In 2015, several Freedom U student activists were arrested for integrating a University of Georgia classroom on the anniversary of the University's desegregation.[17] That same year, Freedom University students debated against the UGA Debate Union over whether college admissions processes should consider an applicant's national origin. Freedom U students argued that colleges should be able to consider national origin while UGA students argued against the practice.[18]
Freedom University students, faculty, and allies continue to attend random University System of Georgia Board of Regent's meetings to protest the discriminatory policies. In 2019, several faith leaders and Comedy Central comedian Jordan Klepper were arrested for joining Freedom U faculty and students at one such demonstration.[19]
On March 4, 2019, Atlanta City Council honored Freedom University's work to educate and empower undocumented youth in the city.
In 2018, one out of three Freedom U students secured a full-ride scholarship to a college or university outside of Georgia. In 2019, half of its graduating students secured full scholarships.

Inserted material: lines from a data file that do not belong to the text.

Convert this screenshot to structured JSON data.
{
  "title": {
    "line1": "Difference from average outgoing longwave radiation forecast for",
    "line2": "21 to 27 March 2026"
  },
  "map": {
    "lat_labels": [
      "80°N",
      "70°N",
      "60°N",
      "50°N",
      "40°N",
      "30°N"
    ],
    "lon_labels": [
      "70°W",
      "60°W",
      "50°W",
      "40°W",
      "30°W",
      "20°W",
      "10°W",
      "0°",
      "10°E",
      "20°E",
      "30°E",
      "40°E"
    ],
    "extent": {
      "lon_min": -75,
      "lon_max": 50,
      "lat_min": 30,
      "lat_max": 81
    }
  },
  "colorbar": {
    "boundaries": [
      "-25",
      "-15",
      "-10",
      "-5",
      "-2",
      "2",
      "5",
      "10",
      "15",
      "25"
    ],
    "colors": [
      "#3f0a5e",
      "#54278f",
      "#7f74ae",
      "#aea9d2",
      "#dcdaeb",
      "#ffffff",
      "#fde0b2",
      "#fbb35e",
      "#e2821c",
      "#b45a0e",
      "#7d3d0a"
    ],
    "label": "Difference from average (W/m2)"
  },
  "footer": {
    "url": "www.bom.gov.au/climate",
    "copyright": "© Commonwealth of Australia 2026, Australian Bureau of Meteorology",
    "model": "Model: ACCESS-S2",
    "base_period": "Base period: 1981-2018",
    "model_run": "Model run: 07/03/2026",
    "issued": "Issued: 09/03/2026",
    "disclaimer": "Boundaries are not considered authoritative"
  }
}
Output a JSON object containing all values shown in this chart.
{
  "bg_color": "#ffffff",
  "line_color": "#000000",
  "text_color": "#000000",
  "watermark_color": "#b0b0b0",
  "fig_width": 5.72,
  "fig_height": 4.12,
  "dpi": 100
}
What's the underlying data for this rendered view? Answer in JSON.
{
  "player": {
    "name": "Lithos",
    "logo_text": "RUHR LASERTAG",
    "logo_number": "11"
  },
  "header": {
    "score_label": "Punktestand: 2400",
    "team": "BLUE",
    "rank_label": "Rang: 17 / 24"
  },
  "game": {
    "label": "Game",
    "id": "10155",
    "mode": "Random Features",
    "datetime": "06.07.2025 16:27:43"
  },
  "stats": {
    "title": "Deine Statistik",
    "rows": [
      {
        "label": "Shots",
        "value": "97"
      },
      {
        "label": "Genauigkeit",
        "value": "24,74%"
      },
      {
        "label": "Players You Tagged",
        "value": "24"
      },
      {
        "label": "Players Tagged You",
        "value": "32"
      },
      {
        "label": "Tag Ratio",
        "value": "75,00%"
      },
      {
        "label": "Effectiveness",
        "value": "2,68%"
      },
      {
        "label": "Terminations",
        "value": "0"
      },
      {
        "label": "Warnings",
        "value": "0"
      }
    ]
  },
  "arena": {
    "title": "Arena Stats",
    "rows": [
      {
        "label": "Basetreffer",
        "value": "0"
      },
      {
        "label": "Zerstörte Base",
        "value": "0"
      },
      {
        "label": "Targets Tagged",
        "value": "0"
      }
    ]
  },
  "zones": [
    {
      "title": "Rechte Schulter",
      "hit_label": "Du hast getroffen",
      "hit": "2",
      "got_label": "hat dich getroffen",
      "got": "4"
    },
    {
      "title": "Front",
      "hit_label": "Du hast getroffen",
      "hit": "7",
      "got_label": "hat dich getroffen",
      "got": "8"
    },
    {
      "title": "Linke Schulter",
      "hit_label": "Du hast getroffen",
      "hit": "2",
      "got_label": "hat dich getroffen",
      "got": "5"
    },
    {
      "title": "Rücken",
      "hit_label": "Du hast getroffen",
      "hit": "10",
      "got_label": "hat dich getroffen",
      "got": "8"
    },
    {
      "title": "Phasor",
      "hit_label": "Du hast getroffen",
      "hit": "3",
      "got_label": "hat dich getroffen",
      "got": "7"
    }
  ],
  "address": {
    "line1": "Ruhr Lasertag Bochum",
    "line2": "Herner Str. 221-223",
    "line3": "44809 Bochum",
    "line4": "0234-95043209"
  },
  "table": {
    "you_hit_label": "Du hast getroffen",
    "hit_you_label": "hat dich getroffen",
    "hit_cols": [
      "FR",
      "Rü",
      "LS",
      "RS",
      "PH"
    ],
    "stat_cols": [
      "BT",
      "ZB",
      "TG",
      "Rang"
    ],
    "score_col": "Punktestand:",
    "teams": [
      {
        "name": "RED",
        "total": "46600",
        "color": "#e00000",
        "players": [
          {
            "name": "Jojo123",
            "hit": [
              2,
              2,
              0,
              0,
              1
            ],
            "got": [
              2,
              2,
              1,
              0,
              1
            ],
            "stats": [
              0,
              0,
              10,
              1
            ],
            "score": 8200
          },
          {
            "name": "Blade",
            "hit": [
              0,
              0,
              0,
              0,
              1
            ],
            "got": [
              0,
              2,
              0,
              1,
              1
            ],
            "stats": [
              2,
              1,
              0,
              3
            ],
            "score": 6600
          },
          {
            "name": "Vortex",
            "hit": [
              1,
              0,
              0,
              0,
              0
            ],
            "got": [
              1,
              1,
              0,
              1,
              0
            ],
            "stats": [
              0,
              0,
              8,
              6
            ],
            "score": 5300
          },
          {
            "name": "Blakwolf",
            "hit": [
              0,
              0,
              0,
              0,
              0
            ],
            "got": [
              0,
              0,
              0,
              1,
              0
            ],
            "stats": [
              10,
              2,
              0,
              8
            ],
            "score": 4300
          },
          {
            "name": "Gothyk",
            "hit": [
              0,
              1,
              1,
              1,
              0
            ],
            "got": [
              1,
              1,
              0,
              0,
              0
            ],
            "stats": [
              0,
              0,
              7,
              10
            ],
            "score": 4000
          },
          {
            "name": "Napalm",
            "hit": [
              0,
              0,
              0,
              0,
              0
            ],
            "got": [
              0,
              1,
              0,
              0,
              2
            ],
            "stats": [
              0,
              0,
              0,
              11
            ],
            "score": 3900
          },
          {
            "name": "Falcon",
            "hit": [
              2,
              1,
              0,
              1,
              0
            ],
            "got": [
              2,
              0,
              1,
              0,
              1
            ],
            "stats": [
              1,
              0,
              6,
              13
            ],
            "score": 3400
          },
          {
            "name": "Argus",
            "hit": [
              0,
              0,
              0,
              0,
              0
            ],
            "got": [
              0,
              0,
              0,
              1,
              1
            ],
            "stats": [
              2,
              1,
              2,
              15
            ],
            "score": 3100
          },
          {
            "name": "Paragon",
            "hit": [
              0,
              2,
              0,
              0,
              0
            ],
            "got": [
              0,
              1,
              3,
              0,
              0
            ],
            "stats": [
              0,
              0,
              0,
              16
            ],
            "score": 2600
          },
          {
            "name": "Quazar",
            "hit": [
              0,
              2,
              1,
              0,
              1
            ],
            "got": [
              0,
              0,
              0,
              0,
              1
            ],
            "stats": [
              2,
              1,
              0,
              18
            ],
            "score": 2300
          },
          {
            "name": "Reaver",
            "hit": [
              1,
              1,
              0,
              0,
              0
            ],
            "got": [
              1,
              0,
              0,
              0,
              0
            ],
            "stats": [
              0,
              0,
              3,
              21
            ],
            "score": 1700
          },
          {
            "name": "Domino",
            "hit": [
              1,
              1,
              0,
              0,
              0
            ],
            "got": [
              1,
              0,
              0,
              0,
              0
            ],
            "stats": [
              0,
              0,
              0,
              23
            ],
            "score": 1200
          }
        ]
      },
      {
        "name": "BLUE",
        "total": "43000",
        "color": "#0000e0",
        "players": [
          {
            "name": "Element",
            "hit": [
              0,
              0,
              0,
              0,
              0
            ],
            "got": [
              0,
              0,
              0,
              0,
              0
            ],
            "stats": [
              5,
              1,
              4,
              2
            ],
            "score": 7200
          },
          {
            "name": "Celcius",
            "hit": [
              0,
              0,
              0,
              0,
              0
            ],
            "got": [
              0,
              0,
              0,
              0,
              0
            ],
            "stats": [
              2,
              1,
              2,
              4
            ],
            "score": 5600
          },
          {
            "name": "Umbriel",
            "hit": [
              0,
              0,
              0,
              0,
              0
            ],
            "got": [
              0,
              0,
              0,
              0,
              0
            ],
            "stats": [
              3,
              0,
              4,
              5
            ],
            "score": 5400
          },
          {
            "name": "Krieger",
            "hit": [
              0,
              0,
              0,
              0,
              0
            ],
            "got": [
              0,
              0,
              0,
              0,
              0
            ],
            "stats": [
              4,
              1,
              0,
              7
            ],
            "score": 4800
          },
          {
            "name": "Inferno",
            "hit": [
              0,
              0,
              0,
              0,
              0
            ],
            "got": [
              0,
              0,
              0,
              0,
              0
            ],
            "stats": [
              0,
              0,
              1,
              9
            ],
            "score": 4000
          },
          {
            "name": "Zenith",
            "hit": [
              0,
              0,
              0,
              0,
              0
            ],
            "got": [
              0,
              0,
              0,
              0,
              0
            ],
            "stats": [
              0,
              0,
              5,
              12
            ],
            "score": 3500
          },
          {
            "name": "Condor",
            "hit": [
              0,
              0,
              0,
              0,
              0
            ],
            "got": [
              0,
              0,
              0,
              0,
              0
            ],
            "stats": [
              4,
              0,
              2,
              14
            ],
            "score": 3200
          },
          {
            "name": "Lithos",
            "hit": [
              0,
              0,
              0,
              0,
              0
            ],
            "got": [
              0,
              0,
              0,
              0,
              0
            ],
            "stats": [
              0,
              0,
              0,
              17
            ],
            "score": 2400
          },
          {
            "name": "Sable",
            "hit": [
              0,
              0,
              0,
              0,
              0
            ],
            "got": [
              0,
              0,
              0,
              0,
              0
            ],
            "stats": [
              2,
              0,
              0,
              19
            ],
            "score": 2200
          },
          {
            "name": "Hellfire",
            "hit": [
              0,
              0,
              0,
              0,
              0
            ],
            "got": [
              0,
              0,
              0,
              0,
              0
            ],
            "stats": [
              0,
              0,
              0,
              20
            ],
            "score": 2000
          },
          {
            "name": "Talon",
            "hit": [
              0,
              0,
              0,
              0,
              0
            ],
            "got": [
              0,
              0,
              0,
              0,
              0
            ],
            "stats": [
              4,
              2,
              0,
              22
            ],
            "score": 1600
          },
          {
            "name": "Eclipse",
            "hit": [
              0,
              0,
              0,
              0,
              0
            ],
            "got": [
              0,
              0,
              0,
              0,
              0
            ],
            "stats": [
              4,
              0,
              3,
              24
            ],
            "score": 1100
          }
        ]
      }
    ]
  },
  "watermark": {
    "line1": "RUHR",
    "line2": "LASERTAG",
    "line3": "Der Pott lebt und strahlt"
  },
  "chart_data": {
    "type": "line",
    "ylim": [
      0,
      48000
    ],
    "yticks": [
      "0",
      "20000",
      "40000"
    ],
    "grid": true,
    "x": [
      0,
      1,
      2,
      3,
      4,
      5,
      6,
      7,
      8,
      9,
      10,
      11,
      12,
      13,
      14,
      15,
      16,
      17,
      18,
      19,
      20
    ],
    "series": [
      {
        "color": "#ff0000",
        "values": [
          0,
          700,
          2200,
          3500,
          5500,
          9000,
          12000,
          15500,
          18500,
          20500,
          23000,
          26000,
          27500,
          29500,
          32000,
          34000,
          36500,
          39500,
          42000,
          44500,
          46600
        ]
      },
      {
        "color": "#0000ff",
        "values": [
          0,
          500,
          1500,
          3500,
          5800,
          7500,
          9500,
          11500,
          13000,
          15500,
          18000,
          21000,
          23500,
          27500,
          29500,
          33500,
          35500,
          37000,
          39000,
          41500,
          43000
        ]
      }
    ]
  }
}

Beyond securing higher education funding and access for its own students, Freedom University's education and advocacy campaigns have resulted in several private universities in the U.S. changing their admissions policies. These changes open doors for all future undocumented applicants.
Freedom U's coalition building efforts at Emory University resulted in Emory's 2015 decision to begin accepting DACA recipients. In 2017, Emory further revised their policy to admit qualified undocumented students, regardless of DACA status.[20]
Activism also influenced the Board of Regents to remove, in 2016, Georgia State University and Augusta University from the list of Georgia public universities banning undocumented students.
Some Georgia lawmakers recognize how its exclusionary policies harm the state's economy and contribute to a "brain drain". After Georgia has invested in the public K-12 educations of undocumented youth, many leave the state to pursue higher education and work elsewhere.[21] [22] Larry Gordon of PBS quoted Freedom U student and activist Jacqueline Delgadillo: "It's a loss for our state. It doesn’t make sense to me how [state officials] are OK with so many students going out of state and then contributing to other states."[23]